Go ahead and click on Install to download and install the commands. Once complete, run the command again. You may see a bunch of warnings, etc., but just ignore those. Lastly, you will type the following command to run the program:

sudo ./chkrootkit

You should see some output like what is shown below:

You’ll see one of three output messages: not infected, not tested and not found. Not infected means it didn’t find any rootkit signature, not found means the command to be tested is not available and not tested means the test was not performed due to various reasons.

Hopefully, everything comes out not infected, but if you do see any infection, then your machine has been compromised.

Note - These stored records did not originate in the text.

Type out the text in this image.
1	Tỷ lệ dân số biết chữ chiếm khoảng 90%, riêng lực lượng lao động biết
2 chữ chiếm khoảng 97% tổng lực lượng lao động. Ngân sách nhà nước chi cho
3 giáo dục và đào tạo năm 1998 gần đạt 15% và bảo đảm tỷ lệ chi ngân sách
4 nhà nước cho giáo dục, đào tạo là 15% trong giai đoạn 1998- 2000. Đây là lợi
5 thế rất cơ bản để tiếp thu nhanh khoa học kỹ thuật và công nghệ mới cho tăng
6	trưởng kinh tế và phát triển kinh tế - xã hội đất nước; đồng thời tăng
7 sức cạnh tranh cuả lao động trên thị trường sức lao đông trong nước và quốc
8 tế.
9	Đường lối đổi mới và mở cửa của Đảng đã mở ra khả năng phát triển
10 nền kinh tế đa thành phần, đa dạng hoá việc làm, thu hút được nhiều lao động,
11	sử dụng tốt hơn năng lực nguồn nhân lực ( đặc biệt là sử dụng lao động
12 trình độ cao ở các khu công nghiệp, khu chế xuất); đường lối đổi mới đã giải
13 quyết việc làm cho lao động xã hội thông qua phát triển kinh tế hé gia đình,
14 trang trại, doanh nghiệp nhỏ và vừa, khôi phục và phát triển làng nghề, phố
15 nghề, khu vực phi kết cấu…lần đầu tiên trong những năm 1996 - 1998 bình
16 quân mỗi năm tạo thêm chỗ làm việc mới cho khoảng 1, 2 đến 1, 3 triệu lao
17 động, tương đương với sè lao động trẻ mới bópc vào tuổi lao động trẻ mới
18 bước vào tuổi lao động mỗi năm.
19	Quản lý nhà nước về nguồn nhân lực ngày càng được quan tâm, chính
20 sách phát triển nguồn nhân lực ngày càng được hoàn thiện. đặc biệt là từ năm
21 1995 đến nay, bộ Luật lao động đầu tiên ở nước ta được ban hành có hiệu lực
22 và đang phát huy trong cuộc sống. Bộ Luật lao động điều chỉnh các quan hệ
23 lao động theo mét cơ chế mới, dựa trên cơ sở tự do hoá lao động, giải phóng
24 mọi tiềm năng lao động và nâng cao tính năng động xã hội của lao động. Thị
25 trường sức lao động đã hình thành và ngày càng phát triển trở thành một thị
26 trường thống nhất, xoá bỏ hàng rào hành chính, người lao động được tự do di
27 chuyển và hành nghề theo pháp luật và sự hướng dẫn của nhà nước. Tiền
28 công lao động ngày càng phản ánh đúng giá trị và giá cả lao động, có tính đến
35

The developer of the program writes in the README file that you should basically reinstall the OS in order to get rid of the rootkit, which is basically what I also suggest.

ESET Rootkit Detector

ESET Rootkit Detector is another free program which is much easier to use, but the main downside is that it only works on OS X 10.6, 10.7 and 10.8. Considering OS X is almost to 10.13 right now, this program won’t be helpful for most people.

Unfortunately, there aren’t many programs out there that check for rootkits on Mac. There are a lot more for Windows and that’s understandable since the Windows user base is so much larger. However, using the tools above, you should hopefully get a decent idea of whether or not a rootkit is installed on your machine. Enjoy!